In the picture above, the header of linked list is X. Node 1 and Node 2 follow the direction of X->Y->Z. It is obvious that they will meet as long as their speed is different. Here comes the easiest part:

public class Solution { public boolean hasCycle(ListNode head) { ListNode fast = head; ListNode slow = head; while(fast!=null&&fast.next!=null){ fast=fast.next.next; slow=slow.next; if(fast==slow){ return true; } } return false; } }

Edit Leetcode 142: Linked List Cycle II on GitHub

Now let’s spice up a little. Check leetcode 142: Linked List Cycle II.

How to find where the cycle begins, that is to say, how to find the first node (Node Y in the picture above) of the cycle?

This is just a extension of the problem above. We are still going to define a fast node and slow node:

ListNode fast = head; ListNode slow = head; fast = fast.next.next; slow = slow.next;

Since the speed of fast node is twice of slow node, the distance should also be twice if they share the same time. Assume both nodes start at **X **at the same time and meet at node **Z**. From our previous observation, there should be:

a+b+c+b = 2*(a+b) a = c

Now we just have to assign a new node at **X** with the speed of slow node. If the new node starts at **X **and slow node starts at **Z **at the same time, they are guaranteed to meet at **Y**, which is the first node of the cycle. Here comes the easiest part:

public class Solution { public ListNode detectCycle(ListNode head) { ListNode fast=head; ListNode slow=head; while(fast!=null&&fast.next!=null){ fast=fast.next.next; slow=slow.next; if(fast==slow){ ListNode a1 = head; while(slow!=a1){ slow=slow.next; a1=a1.next; } return a1; } } return null; } }

Now let’s extend the previous question:

**How to detect if two linked lists intersect?**

1. First, if both singly linked lists contains no cycle (please don’t ask me how to detect if linked list contains cycle):

Since both are singly linked lists, if they intersects, the intersection must be the end of both linked list.

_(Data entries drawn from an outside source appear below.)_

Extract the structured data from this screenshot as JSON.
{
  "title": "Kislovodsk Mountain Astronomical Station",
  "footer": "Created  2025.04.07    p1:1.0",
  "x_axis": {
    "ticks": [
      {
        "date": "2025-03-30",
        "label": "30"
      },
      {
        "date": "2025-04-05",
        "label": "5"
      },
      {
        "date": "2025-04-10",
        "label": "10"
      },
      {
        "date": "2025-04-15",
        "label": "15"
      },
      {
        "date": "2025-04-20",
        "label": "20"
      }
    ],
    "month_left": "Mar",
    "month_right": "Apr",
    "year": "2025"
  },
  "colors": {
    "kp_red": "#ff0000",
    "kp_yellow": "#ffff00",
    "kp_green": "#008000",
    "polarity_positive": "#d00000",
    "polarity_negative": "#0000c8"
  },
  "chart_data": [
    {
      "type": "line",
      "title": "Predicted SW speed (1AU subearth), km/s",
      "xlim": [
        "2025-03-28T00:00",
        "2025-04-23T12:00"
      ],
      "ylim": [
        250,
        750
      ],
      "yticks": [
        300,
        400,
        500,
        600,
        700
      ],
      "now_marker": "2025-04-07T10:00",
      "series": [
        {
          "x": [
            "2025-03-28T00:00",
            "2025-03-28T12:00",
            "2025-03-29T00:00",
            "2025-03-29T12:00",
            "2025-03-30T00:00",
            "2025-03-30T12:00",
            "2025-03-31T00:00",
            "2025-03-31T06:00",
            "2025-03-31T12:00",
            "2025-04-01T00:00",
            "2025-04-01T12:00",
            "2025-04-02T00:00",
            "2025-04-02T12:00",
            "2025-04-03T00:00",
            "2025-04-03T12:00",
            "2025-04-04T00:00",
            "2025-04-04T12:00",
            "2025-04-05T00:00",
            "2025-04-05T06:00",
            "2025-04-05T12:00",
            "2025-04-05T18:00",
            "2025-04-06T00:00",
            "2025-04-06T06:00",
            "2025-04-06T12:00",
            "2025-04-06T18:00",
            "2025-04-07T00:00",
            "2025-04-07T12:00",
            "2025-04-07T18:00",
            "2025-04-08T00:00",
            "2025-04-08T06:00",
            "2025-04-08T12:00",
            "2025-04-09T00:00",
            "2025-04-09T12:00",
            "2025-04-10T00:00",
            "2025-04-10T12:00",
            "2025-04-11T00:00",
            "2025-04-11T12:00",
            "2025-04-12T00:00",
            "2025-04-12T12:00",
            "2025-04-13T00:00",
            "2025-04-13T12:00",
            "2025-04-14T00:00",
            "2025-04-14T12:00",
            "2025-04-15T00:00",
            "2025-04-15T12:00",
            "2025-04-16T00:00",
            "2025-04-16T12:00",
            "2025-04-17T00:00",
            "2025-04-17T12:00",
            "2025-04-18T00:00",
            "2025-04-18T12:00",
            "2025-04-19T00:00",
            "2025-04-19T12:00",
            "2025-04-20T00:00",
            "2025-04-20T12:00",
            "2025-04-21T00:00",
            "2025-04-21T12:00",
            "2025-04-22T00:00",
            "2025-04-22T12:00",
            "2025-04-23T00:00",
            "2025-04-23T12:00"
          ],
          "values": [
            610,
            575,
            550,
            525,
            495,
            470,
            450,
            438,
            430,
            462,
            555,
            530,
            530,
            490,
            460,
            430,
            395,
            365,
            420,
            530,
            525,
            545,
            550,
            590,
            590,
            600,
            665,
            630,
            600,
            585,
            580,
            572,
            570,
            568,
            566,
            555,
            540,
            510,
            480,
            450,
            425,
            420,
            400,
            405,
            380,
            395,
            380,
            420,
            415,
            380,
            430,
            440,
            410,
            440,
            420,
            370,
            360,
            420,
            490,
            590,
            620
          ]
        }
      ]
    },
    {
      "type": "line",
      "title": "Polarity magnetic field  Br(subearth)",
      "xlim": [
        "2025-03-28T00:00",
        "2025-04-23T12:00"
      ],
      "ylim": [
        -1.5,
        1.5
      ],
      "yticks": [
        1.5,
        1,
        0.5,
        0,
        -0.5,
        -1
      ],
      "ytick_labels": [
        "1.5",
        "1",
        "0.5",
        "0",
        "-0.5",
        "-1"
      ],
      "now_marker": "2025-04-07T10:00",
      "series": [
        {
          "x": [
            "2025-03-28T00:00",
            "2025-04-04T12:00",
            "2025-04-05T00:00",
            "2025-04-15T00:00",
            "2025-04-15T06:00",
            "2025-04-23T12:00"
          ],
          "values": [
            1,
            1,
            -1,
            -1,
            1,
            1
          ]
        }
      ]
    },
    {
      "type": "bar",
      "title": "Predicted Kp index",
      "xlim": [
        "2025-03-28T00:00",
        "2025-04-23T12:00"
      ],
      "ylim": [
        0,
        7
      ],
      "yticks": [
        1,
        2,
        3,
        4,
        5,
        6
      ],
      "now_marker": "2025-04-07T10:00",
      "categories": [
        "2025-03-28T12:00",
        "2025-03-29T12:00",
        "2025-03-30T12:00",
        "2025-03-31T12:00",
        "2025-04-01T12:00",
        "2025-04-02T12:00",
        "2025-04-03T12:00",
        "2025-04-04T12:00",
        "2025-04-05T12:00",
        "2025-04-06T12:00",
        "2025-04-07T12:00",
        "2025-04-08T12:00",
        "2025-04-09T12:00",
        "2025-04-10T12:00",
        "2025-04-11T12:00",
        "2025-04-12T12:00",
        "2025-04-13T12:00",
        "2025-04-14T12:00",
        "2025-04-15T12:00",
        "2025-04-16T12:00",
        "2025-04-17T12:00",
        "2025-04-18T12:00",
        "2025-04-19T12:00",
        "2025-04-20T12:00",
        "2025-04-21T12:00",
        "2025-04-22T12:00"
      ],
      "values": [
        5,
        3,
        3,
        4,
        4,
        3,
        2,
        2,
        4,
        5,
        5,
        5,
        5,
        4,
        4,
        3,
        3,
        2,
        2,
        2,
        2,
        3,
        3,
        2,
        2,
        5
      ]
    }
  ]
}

1) Traverse the first linked list, get tail node a 2) Traverse the second linked list, get tail node b 3) If a==b, then two linked lists intersects; If not, then they don't intersects.

2. If one contains cycle and the second doesn’t, they can’t intersect.

3. If both contains cycle, we need further discussion. Let’s assume the first linked list as following again:

We can simply get node **Y**, as well as any node on the cycle. We just have to check if node **Y **or any other node on the first linked list is on the second linked list.

1) Traverse the first linked list and get Node Y (first node in cycle) 2) Traverse second linked list to see if node Y is in second linked list 3) If node Y from first linked list is in the second linked list, then two list intersects. If not, they don't intersects.

**How to get the first node of intersection of two linked lists?**

1. If both linked lists contain no cycle and intersects:

1) Get length of first linked list A, assume A.length = l1 2) Get length of second linked list B, assume B.length = l2 and l2>l1 3) Traverse list B (l2-l1) steps first. 4) Start traversing list A and continue traversing list B at the same time. 5) They will meet at the first node of intersection.

2. If both linked lists contain cycle and intersects, assume first linked list **A** as follow:

1) Define the length of a linked list that contains cycle as: A.length = a+b+c 2) Get length of first linked list A, assume A.length = l1 3) Get length of second linked list B, assume B.length = l2 and l2>l1 4) Traverse list B (l2-l1) steps first. 5) Start traversing list A and continue traversing list B at the same time with the same speed. 6) They will meet at the first node of intersection.